L’écoute active – effet de récence : dernier mot de la phrase retenu.

Influence/manipulation

-        Influence : non volontaire

-        Manipulation : volontaire, choisir l’influence qu’on exerce sur l’autre, en fonction de l’objectif visé. Toujours se rappeler où se situe notre point de rupture, notre éthique.

7 à 15% du message est verbal

30 à 35% du message est para-verbal : ton de voix, rythme, pauses, etc.

50 à 55% du message est non verbal : attitude, regard, distance physique, etc.

 

C – Clôturer la négociation

Savoir s’arrêter, soit car on n’arrive pas à atteindre notre objectif, soit car on estime avoir obtenu un résultat satisfaisant. Ne pas chercher à grappiller toujours plus.

Marketing de la décision : il faut prendre en compte que l’interlocuteur devra ensuite vendre à son camp la décision qu’il a prise avec le négociateur.
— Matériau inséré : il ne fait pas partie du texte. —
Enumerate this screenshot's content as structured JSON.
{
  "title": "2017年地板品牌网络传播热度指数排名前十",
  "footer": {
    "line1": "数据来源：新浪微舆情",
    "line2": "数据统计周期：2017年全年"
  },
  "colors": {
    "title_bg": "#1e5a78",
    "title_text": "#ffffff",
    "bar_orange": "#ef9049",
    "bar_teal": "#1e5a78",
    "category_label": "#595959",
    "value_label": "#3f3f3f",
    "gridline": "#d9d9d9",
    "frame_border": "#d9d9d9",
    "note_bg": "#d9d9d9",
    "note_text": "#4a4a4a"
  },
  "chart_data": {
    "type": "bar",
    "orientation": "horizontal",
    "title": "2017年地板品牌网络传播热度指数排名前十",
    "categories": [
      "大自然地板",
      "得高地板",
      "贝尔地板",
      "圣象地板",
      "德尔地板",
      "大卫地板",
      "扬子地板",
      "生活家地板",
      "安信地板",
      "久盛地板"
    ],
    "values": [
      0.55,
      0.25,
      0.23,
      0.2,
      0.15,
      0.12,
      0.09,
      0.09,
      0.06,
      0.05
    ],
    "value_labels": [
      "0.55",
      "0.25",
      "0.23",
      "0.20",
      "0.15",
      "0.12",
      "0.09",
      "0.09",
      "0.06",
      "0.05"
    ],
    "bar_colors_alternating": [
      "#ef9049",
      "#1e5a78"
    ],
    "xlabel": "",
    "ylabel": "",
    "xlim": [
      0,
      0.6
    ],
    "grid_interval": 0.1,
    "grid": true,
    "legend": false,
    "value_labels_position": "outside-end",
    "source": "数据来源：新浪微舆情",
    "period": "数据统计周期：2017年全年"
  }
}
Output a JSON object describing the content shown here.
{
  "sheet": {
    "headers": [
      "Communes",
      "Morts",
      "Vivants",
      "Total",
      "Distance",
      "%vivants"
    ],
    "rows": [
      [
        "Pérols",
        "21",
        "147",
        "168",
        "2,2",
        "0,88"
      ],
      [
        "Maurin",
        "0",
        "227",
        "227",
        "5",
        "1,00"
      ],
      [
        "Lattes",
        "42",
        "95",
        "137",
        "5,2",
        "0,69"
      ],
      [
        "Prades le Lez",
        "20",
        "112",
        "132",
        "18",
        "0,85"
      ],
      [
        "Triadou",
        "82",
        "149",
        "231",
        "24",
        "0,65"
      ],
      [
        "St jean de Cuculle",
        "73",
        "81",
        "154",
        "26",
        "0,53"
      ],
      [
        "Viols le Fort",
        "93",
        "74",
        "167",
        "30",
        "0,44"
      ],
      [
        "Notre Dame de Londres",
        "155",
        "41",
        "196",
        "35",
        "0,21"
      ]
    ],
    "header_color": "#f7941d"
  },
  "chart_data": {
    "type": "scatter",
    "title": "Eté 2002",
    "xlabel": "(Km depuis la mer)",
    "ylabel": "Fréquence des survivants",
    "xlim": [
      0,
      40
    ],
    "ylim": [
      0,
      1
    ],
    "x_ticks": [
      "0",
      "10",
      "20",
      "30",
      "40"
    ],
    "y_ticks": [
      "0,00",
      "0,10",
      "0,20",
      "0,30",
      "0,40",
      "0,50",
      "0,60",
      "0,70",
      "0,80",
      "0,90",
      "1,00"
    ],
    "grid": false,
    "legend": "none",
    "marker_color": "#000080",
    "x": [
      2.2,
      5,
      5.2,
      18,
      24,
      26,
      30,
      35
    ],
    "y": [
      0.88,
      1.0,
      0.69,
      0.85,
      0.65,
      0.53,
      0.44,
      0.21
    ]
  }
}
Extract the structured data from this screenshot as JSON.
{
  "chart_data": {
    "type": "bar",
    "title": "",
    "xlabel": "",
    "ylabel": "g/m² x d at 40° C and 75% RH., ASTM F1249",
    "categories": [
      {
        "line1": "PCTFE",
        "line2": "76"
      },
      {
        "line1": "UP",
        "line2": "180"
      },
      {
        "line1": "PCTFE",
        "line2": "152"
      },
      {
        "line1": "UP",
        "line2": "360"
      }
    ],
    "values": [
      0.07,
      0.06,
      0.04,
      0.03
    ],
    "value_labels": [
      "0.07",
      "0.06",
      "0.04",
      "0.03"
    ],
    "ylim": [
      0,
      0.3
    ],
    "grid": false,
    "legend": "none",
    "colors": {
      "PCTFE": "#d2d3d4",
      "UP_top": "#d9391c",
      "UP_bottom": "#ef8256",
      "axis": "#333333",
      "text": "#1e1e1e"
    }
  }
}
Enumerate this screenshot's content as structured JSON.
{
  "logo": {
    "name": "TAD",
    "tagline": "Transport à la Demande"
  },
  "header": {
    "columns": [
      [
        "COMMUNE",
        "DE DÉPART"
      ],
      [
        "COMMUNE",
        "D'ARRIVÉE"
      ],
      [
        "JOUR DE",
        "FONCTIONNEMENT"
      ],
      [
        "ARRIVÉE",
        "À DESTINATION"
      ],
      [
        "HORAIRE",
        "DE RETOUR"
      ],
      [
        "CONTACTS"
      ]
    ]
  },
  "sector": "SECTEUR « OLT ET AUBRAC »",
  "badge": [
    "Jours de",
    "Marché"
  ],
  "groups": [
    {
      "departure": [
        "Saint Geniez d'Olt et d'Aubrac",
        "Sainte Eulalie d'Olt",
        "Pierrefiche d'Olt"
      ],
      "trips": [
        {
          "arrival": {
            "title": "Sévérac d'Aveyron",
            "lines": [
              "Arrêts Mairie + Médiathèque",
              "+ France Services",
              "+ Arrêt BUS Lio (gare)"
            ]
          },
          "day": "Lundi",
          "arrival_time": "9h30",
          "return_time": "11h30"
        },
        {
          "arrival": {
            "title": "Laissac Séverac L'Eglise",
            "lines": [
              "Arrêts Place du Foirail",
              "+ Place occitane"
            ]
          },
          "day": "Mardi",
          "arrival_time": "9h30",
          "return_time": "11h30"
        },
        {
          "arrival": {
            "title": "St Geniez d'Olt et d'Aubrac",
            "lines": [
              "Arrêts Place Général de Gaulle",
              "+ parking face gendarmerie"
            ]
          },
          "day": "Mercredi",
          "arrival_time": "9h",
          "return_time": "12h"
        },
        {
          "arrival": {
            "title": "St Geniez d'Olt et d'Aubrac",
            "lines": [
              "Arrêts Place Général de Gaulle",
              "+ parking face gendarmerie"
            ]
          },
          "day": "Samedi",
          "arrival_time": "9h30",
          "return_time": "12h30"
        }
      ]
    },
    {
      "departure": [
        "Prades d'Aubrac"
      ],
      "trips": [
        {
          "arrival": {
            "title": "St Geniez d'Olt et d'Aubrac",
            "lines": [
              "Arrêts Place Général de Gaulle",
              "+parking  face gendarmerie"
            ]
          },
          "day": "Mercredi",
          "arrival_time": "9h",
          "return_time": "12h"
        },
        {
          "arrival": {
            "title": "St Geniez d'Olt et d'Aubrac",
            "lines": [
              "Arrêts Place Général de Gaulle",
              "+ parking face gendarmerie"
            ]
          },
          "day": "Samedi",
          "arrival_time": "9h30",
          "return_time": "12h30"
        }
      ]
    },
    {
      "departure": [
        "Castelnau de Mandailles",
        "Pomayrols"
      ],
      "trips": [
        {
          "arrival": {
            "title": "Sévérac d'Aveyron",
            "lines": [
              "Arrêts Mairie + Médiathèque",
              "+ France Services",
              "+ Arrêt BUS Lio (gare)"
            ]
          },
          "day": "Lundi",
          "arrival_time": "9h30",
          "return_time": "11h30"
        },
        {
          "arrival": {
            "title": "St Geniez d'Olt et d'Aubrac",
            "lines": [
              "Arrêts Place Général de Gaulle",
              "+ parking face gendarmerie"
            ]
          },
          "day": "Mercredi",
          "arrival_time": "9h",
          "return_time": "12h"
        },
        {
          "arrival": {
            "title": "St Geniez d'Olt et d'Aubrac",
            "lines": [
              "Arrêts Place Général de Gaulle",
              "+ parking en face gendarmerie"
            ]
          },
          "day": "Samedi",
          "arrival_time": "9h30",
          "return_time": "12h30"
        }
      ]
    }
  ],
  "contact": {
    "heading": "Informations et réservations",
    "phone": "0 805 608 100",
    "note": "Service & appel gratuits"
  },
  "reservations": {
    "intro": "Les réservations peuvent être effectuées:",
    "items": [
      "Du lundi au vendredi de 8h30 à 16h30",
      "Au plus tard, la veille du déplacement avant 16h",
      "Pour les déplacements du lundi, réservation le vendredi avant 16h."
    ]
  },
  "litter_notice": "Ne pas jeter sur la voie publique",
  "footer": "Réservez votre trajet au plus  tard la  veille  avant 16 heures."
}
Il faut qu’il puisse croire aussi qu’il a gagné du terrain, sinon son camp ne respectera pas la décision prise et la négociation aura échoué.

 

A – Apprendre de l’expérience

Faire un débriefing technique après chaque acte de négociation.

 

T – Transmission du savoir

La vraie formation passe par l’expérience et la pratique. On ne peut pas transmettre ses expériences mais on peut en revanche transmettre les enseignements des ses expériences personnelles.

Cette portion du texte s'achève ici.